Professional framing: “Lighter vehicles consistently achieve better fuel economy. For every 1,000-pound increase in weight, we observe approximately 5.4 fewer miles per gallon.”
Public framing: “Heavy SUVs and trucks guzzle gas. Compact cars and hybrids go further on less fuel. It’s physics.”
Each version is truthful but optimized for its audience.
9.6 Part V: Common Pitfalls and How to Avoid Them
9.6.1 Overplotting and Obscuration
Problem: Too many overlapping points; underlying pattern invisible
Solution: Use transparency (alpha), jitter slightly, or switch to density plot or hexbin
9.6.2 Dual-Axis Plots
Problem: Two different scales on same plot can manipulate perception (axis scaling changes appear misleading)
Solution: Facet instead; if both axes are necessary, use same scale or clearly label both
9.6.3 3D Visualizations
Problem: 3D plots distort distances and make comparison harder, not easier
Solution: Use faceted 2D plots or interactive 3D plots (but not static 3D printed plots)
9.6.4 Truncated Axes
Problem: Starting y-axis at non-zero value exaggerates differences
Solution: Always start at zero for bar charts; for scatterplots, include enough padding to show context
9.6.5 Chart Junk and Decoration
Problem: Decorative elements (3D effects, gradient fills, gridlines, background images) distract from data
Solution: Minimize. Use white or light gray backgrounds, remove unnecessary gridlines, use simple shapes
9.6.6 Inconsistent Scales Across Panels
Problem: Different scales in faceted plots make comparison impossible
Solution: Always use scales = "fixed" in faceted plots unless scale variation is the story
9.7 Part VI: Accessibility and Inclusive Design
Thoughtful visualization serves diverse audiences and abilities.
9.7.1 Colorblind-Friendly Design
Approximately 8% of men and 0.5% of women have color blindness. Designs are best when they avoid relying solely on color distinctions:
Use colorblind-friendly palettes (Viridis, ColorBrewer’s “colorblind-safe” option)
Supplement color with pattern or text (e.g., labels on nodes)
Test visualizations with colorblind simulation tools
9.7.2 Visual Clarity for Low-Vision Readers
Large fonts (minimum 12pt for body text, 14pt+ for titles)
High contrast (dark text on light background or vice versa)

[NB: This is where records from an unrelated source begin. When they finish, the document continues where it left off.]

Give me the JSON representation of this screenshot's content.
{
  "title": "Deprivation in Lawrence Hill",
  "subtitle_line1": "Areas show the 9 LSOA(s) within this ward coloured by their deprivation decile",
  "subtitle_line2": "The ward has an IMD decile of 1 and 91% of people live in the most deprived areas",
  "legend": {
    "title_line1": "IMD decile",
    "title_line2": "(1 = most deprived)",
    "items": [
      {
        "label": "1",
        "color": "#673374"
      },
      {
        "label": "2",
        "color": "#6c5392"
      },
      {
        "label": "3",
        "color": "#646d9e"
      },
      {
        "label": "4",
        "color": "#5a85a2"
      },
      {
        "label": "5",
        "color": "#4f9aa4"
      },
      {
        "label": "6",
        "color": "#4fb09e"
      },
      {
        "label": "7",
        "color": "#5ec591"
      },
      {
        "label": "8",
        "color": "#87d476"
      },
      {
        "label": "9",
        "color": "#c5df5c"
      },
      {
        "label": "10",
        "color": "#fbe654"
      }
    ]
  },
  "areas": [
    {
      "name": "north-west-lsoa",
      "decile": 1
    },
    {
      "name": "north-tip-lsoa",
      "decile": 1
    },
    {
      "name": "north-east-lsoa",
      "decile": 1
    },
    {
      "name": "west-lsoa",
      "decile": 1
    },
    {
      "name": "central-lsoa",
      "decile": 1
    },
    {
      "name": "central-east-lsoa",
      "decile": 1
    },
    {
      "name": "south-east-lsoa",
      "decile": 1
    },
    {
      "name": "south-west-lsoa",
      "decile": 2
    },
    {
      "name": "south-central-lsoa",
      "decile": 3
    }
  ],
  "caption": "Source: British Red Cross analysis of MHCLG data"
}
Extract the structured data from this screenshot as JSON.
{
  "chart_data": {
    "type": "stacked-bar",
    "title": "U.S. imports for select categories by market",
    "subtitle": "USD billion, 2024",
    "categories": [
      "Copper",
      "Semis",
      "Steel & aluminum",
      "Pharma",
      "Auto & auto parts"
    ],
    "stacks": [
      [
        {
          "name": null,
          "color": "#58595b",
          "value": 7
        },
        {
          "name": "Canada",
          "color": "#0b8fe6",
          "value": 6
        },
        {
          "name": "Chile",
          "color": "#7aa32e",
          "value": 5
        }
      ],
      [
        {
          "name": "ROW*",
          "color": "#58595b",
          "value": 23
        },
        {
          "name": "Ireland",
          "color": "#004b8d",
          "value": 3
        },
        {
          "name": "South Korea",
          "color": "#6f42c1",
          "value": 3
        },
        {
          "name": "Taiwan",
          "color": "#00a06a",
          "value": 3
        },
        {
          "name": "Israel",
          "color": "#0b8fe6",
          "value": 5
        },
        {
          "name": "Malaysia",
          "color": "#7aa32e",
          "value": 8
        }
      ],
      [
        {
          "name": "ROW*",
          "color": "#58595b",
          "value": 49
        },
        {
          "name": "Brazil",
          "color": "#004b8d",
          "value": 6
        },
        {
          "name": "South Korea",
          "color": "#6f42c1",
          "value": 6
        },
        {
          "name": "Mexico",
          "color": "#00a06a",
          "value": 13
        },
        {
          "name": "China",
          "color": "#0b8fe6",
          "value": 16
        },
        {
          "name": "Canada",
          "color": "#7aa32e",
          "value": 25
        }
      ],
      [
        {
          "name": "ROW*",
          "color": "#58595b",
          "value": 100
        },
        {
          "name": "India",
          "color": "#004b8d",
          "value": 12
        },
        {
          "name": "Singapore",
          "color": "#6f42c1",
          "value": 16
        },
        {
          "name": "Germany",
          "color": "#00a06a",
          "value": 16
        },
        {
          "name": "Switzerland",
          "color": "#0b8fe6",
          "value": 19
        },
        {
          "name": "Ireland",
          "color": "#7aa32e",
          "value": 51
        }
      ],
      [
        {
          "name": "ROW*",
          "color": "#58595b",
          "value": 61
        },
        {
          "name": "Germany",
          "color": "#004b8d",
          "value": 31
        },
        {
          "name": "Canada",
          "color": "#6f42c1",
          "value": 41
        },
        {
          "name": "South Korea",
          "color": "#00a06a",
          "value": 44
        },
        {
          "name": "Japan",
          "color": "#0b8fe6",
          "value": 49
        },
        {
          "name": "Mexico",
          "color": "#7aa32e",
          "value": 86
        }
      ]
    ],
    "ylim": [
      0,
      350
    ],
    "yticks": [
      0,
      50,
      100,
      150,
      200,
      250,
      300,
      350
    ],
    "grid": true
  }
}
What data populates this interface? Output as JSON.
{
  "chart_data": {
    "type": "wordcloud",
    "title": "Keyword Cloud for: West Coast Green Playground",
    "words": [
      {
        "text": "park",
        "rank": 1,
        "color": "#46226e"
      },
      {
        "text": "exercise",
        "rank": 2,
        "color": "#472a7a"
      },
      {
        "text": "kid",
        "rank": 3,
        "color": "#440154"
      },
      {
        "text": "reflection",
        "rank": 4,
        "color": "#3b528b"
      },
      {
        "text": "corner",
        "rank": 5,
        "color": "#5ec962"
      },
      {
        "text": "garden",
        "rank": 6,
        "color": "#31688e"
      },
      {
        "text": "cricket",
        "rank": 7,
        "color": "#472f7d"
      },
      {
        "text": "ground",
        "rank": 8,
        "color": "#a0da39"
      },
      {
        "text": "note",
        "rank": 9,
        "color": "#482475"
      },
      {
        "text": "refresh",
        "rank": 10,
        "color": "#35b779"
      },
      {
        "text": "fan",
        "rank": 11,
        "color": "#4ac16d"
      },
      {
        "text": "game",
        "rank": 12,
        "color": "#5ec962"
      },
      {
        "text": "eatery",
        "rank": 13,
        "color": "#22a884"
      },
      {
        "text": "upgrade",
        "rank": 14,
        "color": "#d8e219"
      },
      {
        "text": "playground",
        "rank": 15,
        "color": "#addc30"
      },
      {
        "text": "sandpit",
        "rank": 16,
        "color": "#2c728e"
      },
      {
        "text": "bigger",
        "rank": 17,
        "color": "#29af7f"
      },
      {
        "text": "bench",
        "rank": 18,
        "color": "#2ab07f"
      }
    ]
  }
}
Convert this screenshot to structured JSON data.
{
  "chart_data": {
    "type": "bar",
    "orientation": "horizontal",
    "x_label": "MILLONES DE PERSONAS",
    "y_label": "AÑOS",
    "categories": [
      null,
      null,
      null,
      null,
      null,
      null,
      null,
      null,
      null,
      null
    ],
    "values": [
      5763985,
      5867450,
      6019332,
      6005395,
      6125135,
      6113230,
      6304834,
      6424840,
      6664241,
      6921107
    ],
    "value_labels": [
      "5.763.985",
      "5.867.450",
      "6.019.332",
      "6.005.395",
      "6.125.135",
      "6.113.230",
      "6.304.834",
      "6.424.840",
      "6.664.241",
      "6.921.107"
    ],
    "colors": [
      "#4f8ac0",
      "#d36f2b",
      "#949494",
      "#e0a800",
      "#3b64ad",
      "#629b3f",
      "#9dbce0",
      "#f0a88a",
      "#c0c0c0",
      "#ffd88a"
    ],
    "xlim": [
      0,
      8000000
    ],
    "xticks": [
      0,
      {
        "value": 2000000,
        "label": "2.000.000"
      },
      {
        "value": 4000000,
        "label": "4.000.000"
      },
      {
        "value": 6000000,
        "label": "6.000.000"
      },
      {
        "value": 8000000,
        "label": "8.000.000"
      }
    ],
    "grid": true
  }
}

Non-default line widths (thicker lines for visibility)
Avoid light gray text
9.7.3 Interpretability for Non-Technical Readers
Avoid jargon; define technical terms in caption
Include units (not just “mpg” but “miles per gallon”)
Provide a “take-home” sentence above or below the plot
9.8 Summary and Key Takeaways
Design for discovery: Visualizations can aim to reveal patterns, not obscure them through decoration or complexity
Match form to audience: Academic precision, professional clarity, public simplicity—three audiences, three visualizations
Encode wisely: Use visual channels (position, size, color) strategically; encode most important information first
Pair visualization with narrative: A chart without explanation leaves viewers confused; text without visualization misses emotional impact
Test accessibility: Color, contrast, and clarity matter for inclusivity
Export thoughtfully: Move from interactive exploration to static communication; recreate visualizations with intentional design
Context is king: The same data can support multiple true stories, depending on framing and audience
9.9 Looking Ahead
With the foundations of association analysis (Chapters 3–6), interactive tools (Chapters 7–8), and communication strategies (this chapter) established, we now move beyond pairwise relationships to higher-order patterns and predictive modeling.
The chapters that follow introduce methods for:
Regression trees (Chapter 10): Non-parametric discovery of feature interactions and segmentation
Classification trees (Chapter 11): Predicting discrete outcomes while maintaining interpretability
Ensemble methods (Chapter 12): Combining multiple models for improved predictions
These methods shift perspective: instead of asking “What associations exist?”, we ask “Can we predict or segment based on these associations?” But interpretability remains paramount. We aim to avoid black-box models, instead focusing on methods that stay true to the descriptive, exploratory spirit of this book.
Hartigan, J. A., and B. Kleiner. 1981. “Mosaics for Contingency Tables.” In Computer Science and Statistics: Proceedings of the 13th Symposium on the Interface, 268–73. Springer US. https://doi.org/10.1007/978-1-4613-9464-8_37.